"Cosa ci fai qui?" mormorai, incredula.
Mia sorella mi afferrò saldamente le spalle e mi guardò dritta negli occhi "Pensavi che ti avrei lasciata trascorrere il Natale da sola?"
Sì.
"Sono solo stupita Non vuoi andare dalla nonna per Natale?" mio nonno era morto anni prima, era stato un duro colpo per la famiglia ma la nonna aveva provato disperatamente a renderci ancora più uniti.
"Sono stata con lei una settimana, ma appena abbiamo saputo che non saresti venuta" si morse un labbro, incerta su cosa dire "Non ti ho detto niente perché me l'avresti impedito"
Sospirai e chiusi la porta d'ingresso, poi mi avviai verso il salotto e mi affacciai alla vetrata che dava su Londra "Non c'era bisogno, Jenna Sono felice che tu sia qui, ma vi avevo detto di non preoccuparvi?"
"Non preoccuparci?" ribatté lei incrociando le braccia al petto "Hai idea della bomba che hai lanciato?"
Me ne sono resa conto solo di recente.
Non le risposi, ma continuai a fissare ostinata il panorama.
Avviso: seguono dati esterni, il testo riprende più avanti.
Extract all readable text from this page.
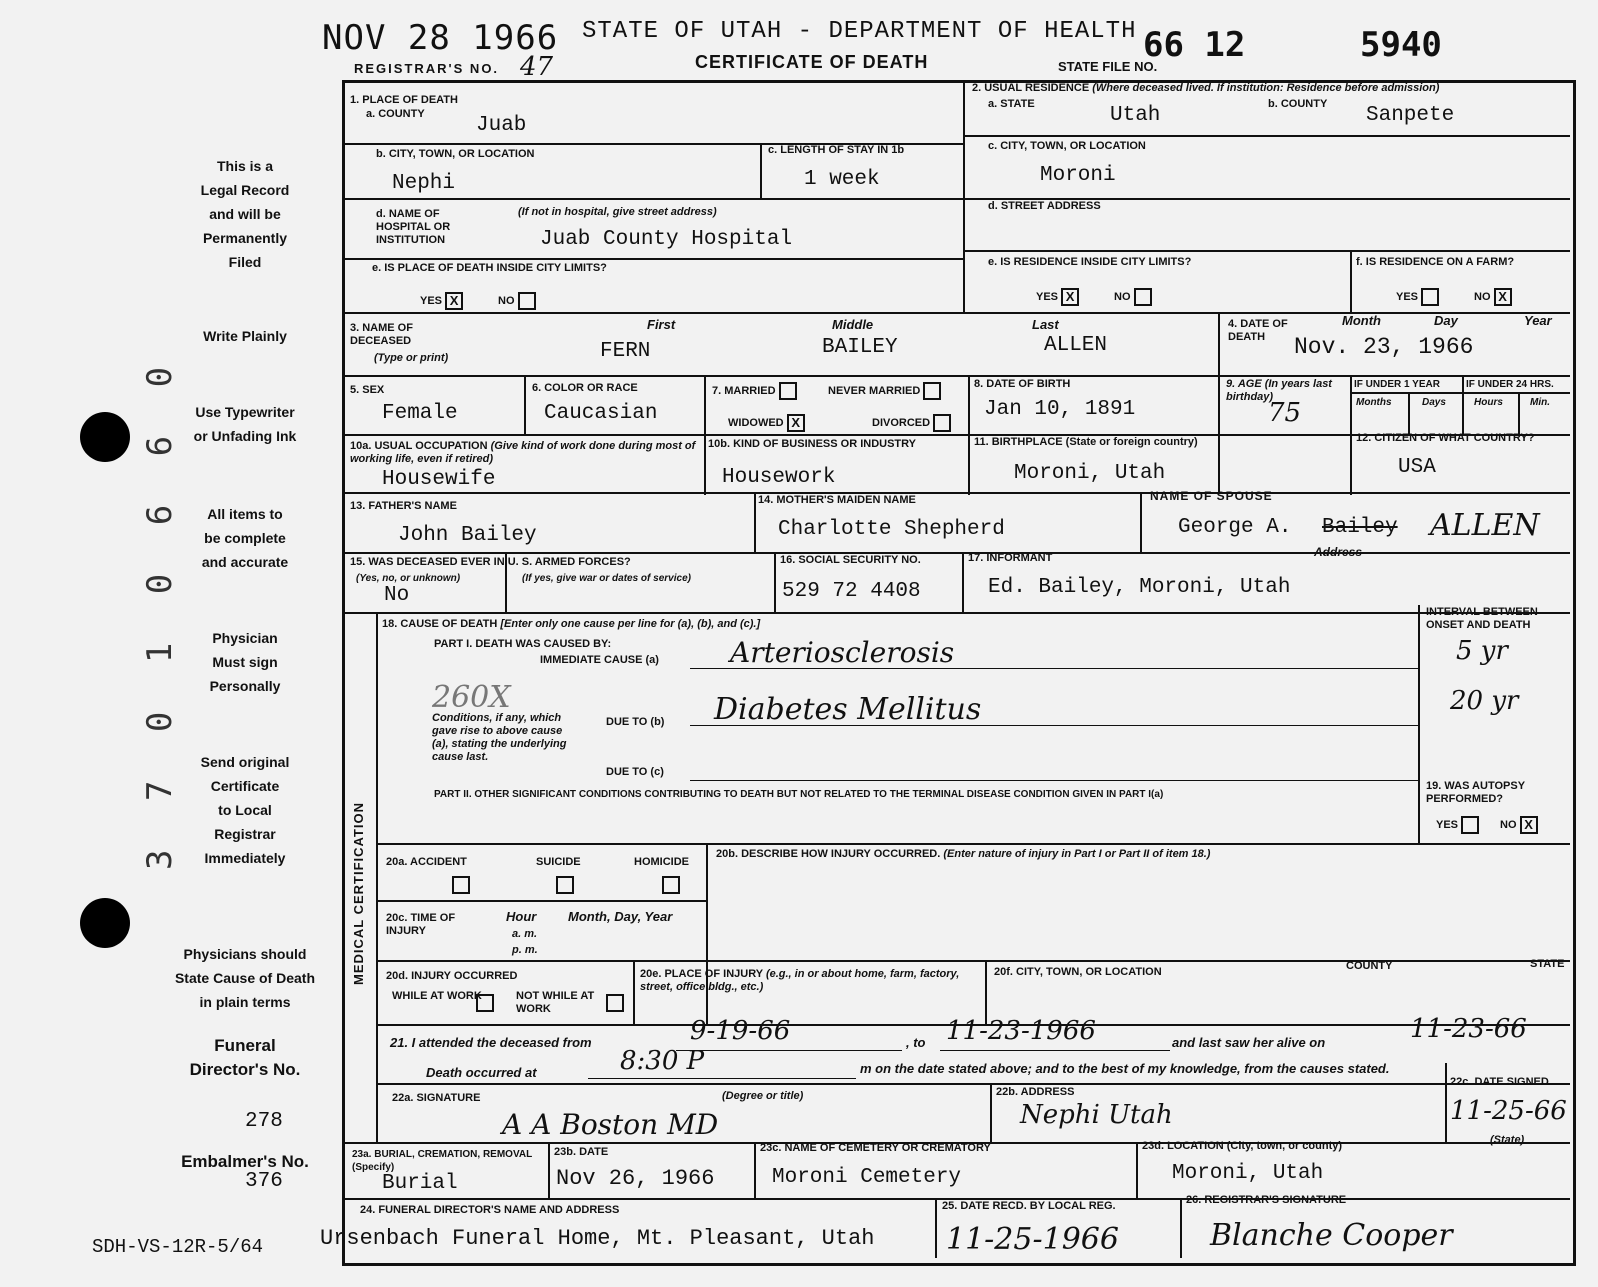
NOV 28 1966
REGISTRAR'S NO. 47
STATE OF UTAH - DEPARTMENT OF HEALTH
CERTIFICATE OF DEATH	STATE FILE NO.
66 12	5940
This is a
Legal Record
and will be
Permanently
Filed
Write Plainly
Use Typewriter
or Unfading Ink
All items to
be complete
and accurate
Physician
Must sign
Personally
Send original
Certificate
to Local
Registrar
Immediately
Physicians should
State Cause of Death
in plain terms
Funeral
Director's No.
278
Embalmer's No.
376
3 7 0 1 0 6 6 0
SDH-VS-12R-5/64
1. PLACE OF DEATH
a. COUNTY Juab
b. CITY, TOWN, OR LOCATION
Nephi
c. LENGTH OF STAY IN 1b
1 week
d. NAME OF HOSPITAL OR INSTITUTION
(If not in hospital, give street address)
Juab County Hospital
e. IS PLACE OF DEATH INSIDE CITY LIMITS?
YES X	NO
2. USUAL RESIDENCE (Where deceased lived. If institution: Residence before admission)
a. STATE	Utah	b. COUNTY Sanpete
c. CITY, TOWN, OR LOCATION
Moroni
d. STREET ADDRESS
e. IS RESIDENCE INSIDE CITY LIMITS?
YES X	NO
f. IS RESIDENCE ON A FARM?
YES	NO X
3. NAME OF DECEASED
(Type or print)
First	Middle	Last
FERN	BAILEY	ALLEN
4. DATE OF DEATH
Month	Day	Year
Nov. 23, 1966
5. SEX
Female
6. COLOR OR RACE
Caucasian
7. MARRIED	NEVER MARRIED
WIDOWED X	DIVORCED
8. DATE OF BIRTH
Jan 10, 1891
9. AGE (In years last birthday)
75
IF UNDER 1 YEAR	IF UNDER 24 HRS.
Months	Days	Hours	Min.
10a. USUAL OCCUPATION (Give kind of work done during most of working life, even if retired)
Housewife
10b. KIND OF BUSINESS OR INDUSTRY
Housework
11. BIRTHPLACE (State or foreign country)
Moroni, Utah
12. CITIZEN OF WHAT COUNTRY?
USA
13. FATHER'S NAME
John Bailey
14. MOTHER'S MAIDEN NAME
Charlotte Shepherd
NAME OF SPOUSE
George A. Bailey ALLEN
Address
15. WAS DECEASED EVER IN U. S. ARMED FORCES?
(Yes, no, or unknown)	(If yes, give war or dates of service)
No
16. SOCIAL SECURITY NO.
529 72 4408
17. INFORMANT
Ed. Bailey, Moroni, Utah
MEDICAL CERTIFICATION
18. CAUSE OF DEATH [Enter only one cause per line for (a), (b), and (c).]
PART I. DEATH WAS CAUSED BY:
IMMEDIATE CAUSE (a)	Arteriosclerosis
INTERVAL BETWEEN ONSET AND DEATH
5 yr
20 yr
260X
Conditions, if any, which gave rise to above cause (a), stating the underlying cause last.
DUE TO (b) Diabetes Mellitus
DUE TO (c)
PART II. OTHER SIGNIFICANT CONDITIONS CONTRIBUTING TO DEATH BUT NOT RELATED TO THE TERMINAL DISEASE CONDITION GIVEN IN PART I(a)
19. WAS AUTOPSY PERFORMED?
YES	NO X
20a. ACCIDENT	SUICIDE	HOMICIDE
20b. DESCRIBE HOW INJURY OCCURRED. (Enter nature of injury in Part I or Part II of item 18.)
20c. TIME OF INJURY
Hour
a. m.
p. m.
Month, Day, Year
20d. INJURY OCCURRED
WHILE AT WORK	NOT WHILE AT WORK
20e. PLACE OF INJURY (e.g., in or about home, farm, factory, street, office bldg., etc.)
20f. CITY, TOWN, OR LOCATION	COUNTY	STATE
21. I attended the deceased from	9-19-66	, to 11-23-1966	and last saw her alive on	11-23-66
Death occurred at	8:30 P	m on the date stated above; and to the best of my knowledge, from the causes stated.
22a. SIGNATURE	(Degree or title)
A A Boston MD
22b. ADDRESS
Nephi Utah
22c. DATE SIGNED
11-25-66
23a. BURIAL, CREMATION, REMOVAL (Specify)
Burial
23b. DATE
Nov 26, 1966
23c. NAME OF CEMETERY OR CREMATORY
Moroni Cemetery
23d. LOCATION (City, town, or county)	(State)
Moroni, Utah
24. FUNERAL DIRECTOR'S NAME AND ADDRESS
Ursenbach Funeral Home, Mt. Pleasant, Utah
25. DATE RECD. BY LOCAL REG.
11-25-1966
26. REGISTRAR'S SIGNATURE
Blanche Cooper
Amavo mia sorella, ma ero appena arrivata alla realizzazione della fine di questa relazione e non mi andava di raccontare tutto daccapo. In più, vederla qui mi faceva pensare ad Henry A tutte le volte che eravamo andati in Puglia per Natale, al modo in cui si comportava con la mia famiglia
Non avrei mai più visto quel lato di Henry, ma d'ora in avanti potevo avere solo la versione cortese e fredda.
Jenna interpretò erroneamente il mio silenzio, perché aggiunse "Lo so che non siamo state brave in tenerci in contatto Ultimamente ci sentiamo sì e no una volta al mese e..."
"È colpa mia" la interruppi, sentendomi male per i suoi sensi di colpa "Ho perso il contatto con la realtà, mi importava solo del lavoro e meno delle persone attorno a me"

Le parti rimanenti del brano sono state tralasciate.